Llegué a
Tanzania a bordo de un avión procedente de Roma. Aunque parezca mentira, en
pleno siglo XXI solo hay una conexión directa entre aerolíneas latinoamericanas
con aeropuertos africanos, y ese vuelo obviamente tiene un costo muy elevado.
El colonialismo sigue vigente: Europa continúa considerándose el centro del
mundo. O eso es lo que los viajeros notamos en cualquier aeropuerto del orbe.
De Latinoamérica a África se debe hacer una o dos escalas en suelo europeo, no
importa que eso represente un rodeo inútil o un retraso de horas. El poder
económico exige que así sea, quizá con la intención de remarcar su influencia.
Que los pasajeros duerman en el piso de las terminales les tiene sin cuidado.
El poder se ejerce o se pierde. Por lo tanto, el viaje es largo, difícil, por
momentos se torna insoportable. No obstante, para llegar al parque nacional
del Serengueti aterrizar en el aeropuerto del Kilimanjaro es apenas el primer paso de los muchos que se tienen que dar.
Al bajar
del avión un mozo se acercó para ayudarme con el equipaje.
–Sir, I was waiting for you –expresó con
una sonrisa deslumbrante.
El calor continental arreciaba. Descendí de la aeronave en medio de una tórrida primavera que me abrasó con sus 45°C. En suelo africano el ambiente está sobrecargado con una bruma de vapores y sudores tanto vegetales como humanos.

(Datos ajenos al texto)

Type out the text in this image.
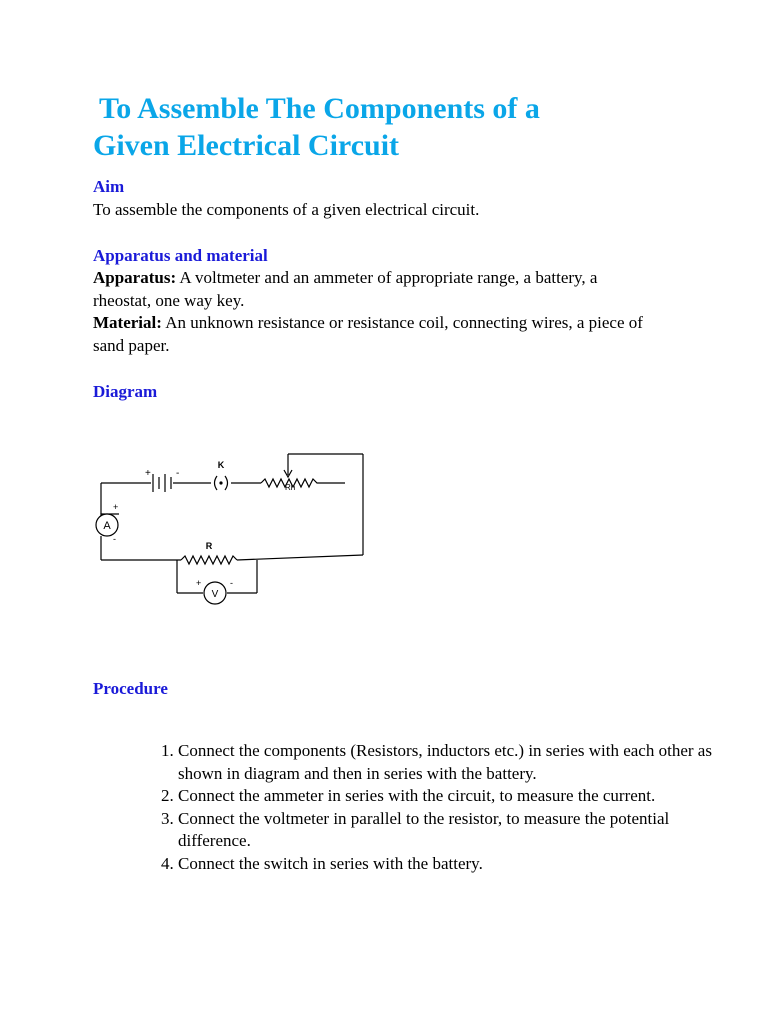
To Assemble The Components of a
Given Electrical Circuit
Aim

To assemble the components of a given electrical circuit.

Apparatus and material

Apparatus: A voltmeter and an ammeter of appropriate range, a battery, a rheostat, one way key.

Material: An unknown resistance or resistance coil, connecting wires, a piece of sand paper.

Diagram
A
+
-
V
+	-
+	-
K
Rh
R
Procedure
1. Connect the components (Resistors, inductors etc.) in series with each other as shown in diagram and then in series with the battery.
2. Connect the ammeter in series with the circuit, to measure the current.
3. Connect the voltmeter in parallel to the resistor, to measure the potential difference.
4. Connect the switch in series with the battery.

Además, los moscardones insistían en atormentarme la piel con sus molestos aguijones. Son un fastidio. Sin perder un segundo indiqué a mi ayudante que nos fuéramos cuanto antes a cualquier lugar climatizado artificialmente.
Cinco minutos después abordé un autobús sin techo, pintado con franjas blancas y negras, como las cebras. Era un autobús viejo pero funcional donde nos acomodamos treinta turistas con nuestras respectivas maletas. El grupo estaba conformado en su mayoría por europeos, aunque también viajaba un matrimonio chino y un deportista chileno. Agotaríamos cinco horas de viaje antes de llegar a la reserva natural del Serengueti. En el último asiento identifiqué a una hermosa joven de ojos claros que me sonrió con simpatía. Me acomodé a su lado.

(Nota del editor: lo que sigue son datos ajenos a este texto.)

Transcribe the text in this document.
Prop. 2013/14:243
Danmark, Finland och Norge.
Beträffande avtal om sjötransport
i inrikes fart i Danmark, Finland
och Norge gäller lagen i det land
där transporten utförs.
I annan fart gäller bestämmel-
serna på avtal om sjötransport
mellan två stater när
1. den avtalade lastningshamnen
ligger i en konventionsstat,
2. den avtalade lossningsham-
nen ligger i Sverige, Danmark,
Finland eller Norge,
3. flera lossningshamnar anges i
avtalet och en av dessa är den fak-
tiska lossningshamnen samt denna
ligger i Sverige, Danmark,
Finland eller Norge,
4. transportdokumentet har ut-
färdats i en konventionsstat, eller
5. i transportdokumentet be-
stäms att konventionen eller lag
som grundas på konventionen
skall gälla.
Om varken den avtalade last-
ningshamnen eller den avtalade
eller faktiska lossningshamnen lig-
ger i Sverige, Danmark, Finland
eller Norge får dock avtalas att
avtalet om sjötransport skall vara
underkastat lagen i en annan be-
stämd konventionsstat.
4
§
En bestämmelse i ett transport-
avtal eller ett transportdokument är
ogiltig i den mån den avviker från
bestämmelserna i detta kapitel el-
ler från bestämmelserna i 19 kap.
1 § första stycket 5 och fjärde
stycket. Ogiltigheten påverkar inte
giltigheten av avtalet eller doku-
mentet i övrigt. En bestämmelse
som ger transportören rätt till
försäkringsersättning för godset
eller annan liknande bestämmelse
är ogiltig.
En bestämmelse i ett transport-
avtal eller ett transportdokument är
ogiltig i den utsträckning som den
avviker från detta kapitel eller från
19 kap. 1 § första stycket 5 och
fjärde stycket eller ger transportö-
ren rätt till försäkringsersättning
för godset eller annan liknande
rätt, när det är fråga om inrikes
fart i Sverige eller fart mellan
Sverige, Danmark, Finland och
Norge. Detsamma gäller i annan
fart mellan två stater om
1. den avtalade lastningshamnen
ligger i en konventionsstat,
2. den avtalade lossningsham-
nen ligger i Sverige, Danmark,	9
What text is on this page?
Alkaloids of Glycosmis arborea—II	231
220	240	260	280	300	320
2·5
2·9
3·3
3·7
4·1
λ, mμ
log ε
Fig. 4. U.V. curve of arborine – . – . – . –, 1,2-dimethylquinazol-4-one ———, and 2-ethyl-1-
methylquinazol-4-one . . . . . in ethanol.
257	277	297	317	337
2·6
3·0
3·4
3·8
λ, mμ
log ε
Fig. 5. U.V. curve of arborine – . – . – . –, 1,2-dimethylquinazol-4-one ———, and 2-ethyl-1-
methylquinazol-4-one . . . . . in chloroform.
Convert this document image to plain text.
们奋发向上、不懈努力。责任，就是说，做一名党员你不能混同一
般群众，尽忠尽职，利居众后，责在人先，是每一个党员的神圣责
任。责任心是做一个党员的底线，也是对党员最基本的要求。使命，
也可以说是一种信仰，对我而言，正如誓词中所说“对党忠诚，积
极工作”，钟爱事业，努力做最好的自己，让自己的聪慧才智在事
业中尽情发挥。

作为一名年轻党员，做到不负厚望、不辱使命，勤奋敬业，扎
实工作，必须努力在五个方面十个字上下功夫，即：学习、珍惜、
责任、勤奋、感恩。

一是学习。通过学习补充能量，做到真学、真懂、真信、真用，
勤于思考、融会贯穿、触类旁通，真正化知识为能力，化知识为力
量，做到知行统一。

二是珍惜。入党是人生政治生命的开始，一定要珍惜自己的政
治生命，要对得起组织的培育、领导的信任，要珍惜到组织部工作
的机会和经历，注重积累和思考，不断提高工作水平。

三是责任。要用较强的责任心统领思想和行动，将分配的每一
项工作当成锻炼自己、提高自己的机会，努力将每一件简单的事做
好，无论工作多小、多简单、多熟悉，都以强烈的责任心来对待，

–Buenos días -la saludé al tiempo que limpiaba mi sudor-, es una lástima que el autobús no tenga refrigeración. ¡Nos estamos sofocando!
La joven murmuró una respuesta ambigua e inmediatamente después vació de un trago su botella de agua.
–Mi chiamo Luciana.
Empezamos una charla insustancial acerca de todo; las palabras típicas que comparten dos desconocidos en su presentación durante un safari africano. Ya saben: el animal favorito, la tierra roja, el lugar de origen. Mientras Luciana y yo comentábamos lo que nos parecía indispensable para abrir el camino que nos conduciría a beber una copa en el hotel, la sabana africana se extendía por todos lados, inundando de colores brillantes el horizonte. Un espectáculo hermoso, cautivador, que predispuso a mi compañera a la nostalgia.
Como buen lector de novelas de viaje donde los autores relatan no pocas veces que los grandes animales se encuentran en el corazón de África, me sorprendió observar a ambos lados del camino manadas de cebras pastando en compañía de ñus, una familia de elefantes levantando polvo con sus patas gruesas y tres o cuatro jirafas que no perdían detalle de nuestro autobús mientras masticaban las ramas de un árbol de acacia.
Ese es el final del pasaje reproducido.